The five primary crushers again are from different OEMs – as an example the newest Dacita section machine at 2,070 m is a thyssenkrupp 54-75 gyratory model delivered in 2013 and the older main primary gyratory crusher on 2,163 m an Allis Chalmers 54-74. Going forward, Metso has the contract to deliver a large new Superior MKIII primary gyratory and associated apron feeders for the Andes Norte operation on the new 1,700 m level. Diablo Regimiento also has three large primary jaw crushers in operation underground. But not all crushing is done inside the mine – broadly the underground crushers handle finer material and crushers outside the mine coarser material – again with this divergence being possible due to the ability to route loaders to the appropriate production routes and ore passes.

Then the natural order of the CIO moves from the crusher operator stations to the underground railway operators including the Teniente 5 railway that transports material to the Sewell plant and the main Teniente 8 railways that transports the majority of the mine production to the Colon plant. As with the autonomous loader operators, the staff controlling the railway management are highly experienced from having worked with the same systems at the minesite. These stations monitor the trains not just inside the mine but as they emerge to surface.

Then moving to the other side of the CIO brings you into the primary and secondary crushing monitoring area for the comminution that takes outside the plant (for coarser material not crushed underground) – followed by monitoring and operating stations for the plant milling circuits where the SAG mills receive the ore from the mine at both the Sewell and Colon plants followed by secondary ball mills. Then next door to this is the flotation monitoring area including froth cameras, with the flotation recovery being in the region of 87%. The plants themselves onsite still have monitoring stations similar to those at the CIO, but the CIO is now the primary control room with the onsite room acting as a back up facility. Also in this area is a security focused section, with feeds from over 1,000 high resolution cameras situated throughout the mine and plant as well as the route to the plant. Workers both above and below ground also carry tags based so their location can be monitored in case of emergencies, with safety paramount in the mine operations.

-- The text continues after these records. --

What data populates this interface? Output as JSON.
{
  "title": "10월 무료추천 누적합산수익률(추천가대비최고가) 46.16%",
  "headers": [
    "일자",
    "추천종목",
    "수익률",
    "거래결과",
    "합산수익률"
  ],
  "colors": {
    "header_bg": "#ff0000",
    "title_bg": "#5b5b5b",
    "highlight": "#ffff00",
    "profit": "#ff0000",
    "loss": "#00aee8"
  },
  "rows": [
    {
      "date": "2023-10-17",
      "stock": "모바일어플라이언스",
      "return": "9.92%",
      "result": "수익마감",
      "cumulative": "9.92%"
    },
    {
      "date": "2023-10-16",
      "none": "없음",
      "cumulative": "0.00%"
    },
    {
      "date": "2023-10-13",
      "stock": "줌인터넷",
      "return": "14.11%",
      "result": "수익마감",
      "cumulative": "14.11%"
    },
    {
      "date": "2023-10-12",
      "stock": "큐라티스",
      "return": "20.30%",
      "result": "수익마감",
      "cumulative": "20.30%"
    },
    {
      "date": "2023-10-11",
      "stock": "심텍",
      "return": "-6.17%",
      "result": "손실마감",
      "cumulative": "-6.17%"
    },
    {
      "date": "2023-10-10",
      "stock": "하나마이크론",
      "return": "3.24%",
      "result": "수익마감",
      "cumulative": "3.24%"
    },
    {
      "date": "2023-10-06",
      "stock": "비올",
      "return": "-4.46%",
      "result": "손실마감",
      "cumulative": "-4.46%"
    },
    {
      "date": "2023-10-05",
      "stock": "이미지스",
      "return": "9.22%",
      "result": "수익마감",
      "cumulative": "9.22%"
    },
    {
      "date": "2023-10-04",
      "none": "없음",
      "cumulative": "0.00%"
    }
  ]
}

There is also an area dedicated to maintenance and logistics, including traffic and road systems as well as transport of concentrates from the Sewell and Colon concentrators to the Caletones copper smelter operations. Ultimately the plan is to also have the whole Caletones operation controlled fron the Rancagua CIO as well but this is transfer process is still ongoing. Other stations deal with water resources, including recycling.

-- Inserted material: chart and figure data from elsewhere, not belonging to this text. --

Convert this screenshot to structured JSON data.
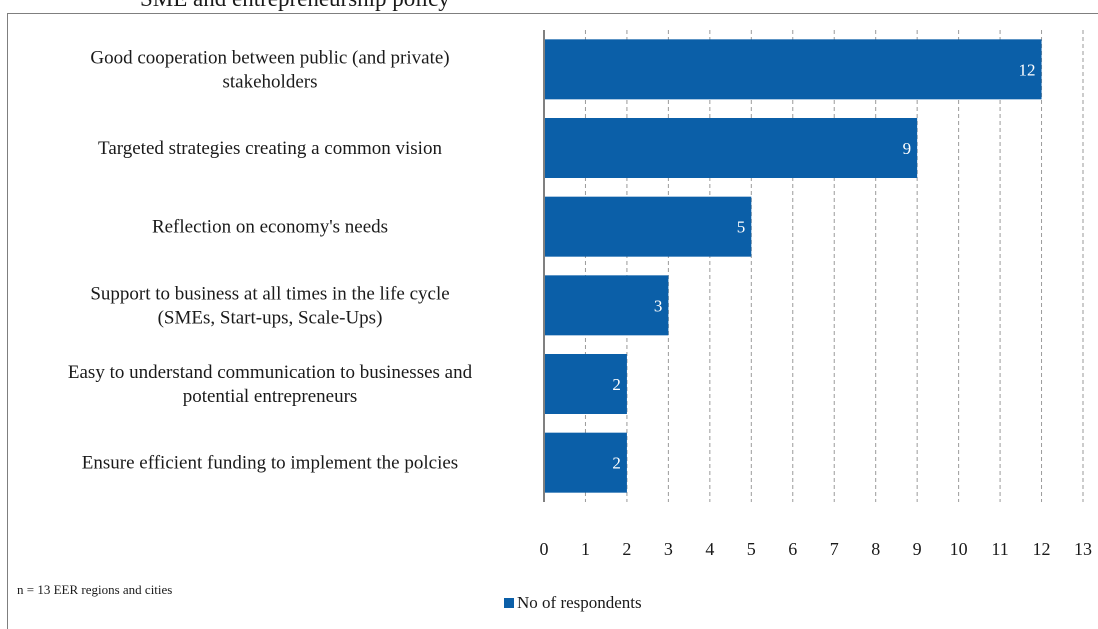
{
  "title_fragment": "SME and entrepreneurship policy",
  "footnote": "n = 13 EER regions and cities",
  "colors": {
    "bar": "#0b5fa8",
    "bar_label": "#ffffff",
    "grid": "#9a9a9a",
    "axis": "#808080"
  },
  "chart_data": {
    "type": "bar",
    "orientation": "horizontal",
    "categories": [
      [
        "Good cooperation between public (and private)",
        "stakeholders"
      ],
      [
        "Targeted strategies creating a common vision"
      ],
      [
        "Reflection on economy's needs"
      ],
      [
        "Support to business at all times in the life cycle",
        "(SMEs, Start-ups, Scale-Ups)"
      ],
      [
        "Easy to understand communication to businesses and",
        "potential entrepreneurs"
      ],
      [
        "Ensure efficient funding to implement the polcies"
      ]
    ],
    "series": [
      {
        "name": "No of respondents",
        "values": [
          12,
          9,
          5,
          3,
          2,
          2
        ]
      }
    ],
    "xlim": [
      0,
      13
    ],
    "xticks": [
      "0",
      "1",
      "2",
      "3",
      "4",
      "5",
      "6",
      "7",
      "8",
      "9",
      "10",
      "11",
      "12",
      "13"
    ],
    "grid": "vertical dashed",
    "data_labels": true,
    "legend": "bottom-center"
  }
}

Tailings dam monitoring is next, with the Caren tailings dam that serves El Teniente being located in the municipality of Alhué. The dam has been in operation since 1986 and recently completed a seventh stage of expansion – raising the height of the reservoir’s earth wall by 62 m, from 175 to 237 m. It was also reinforced by 32 m, from elevation 128 to elevation 160. Tailings are transported some 89 km via a concrete canal, including many tunnels to the Caren TSF. The CIO monitors all the sensors for the dam and can issue rapid evacuation warnings in the event of any detected problems or movement.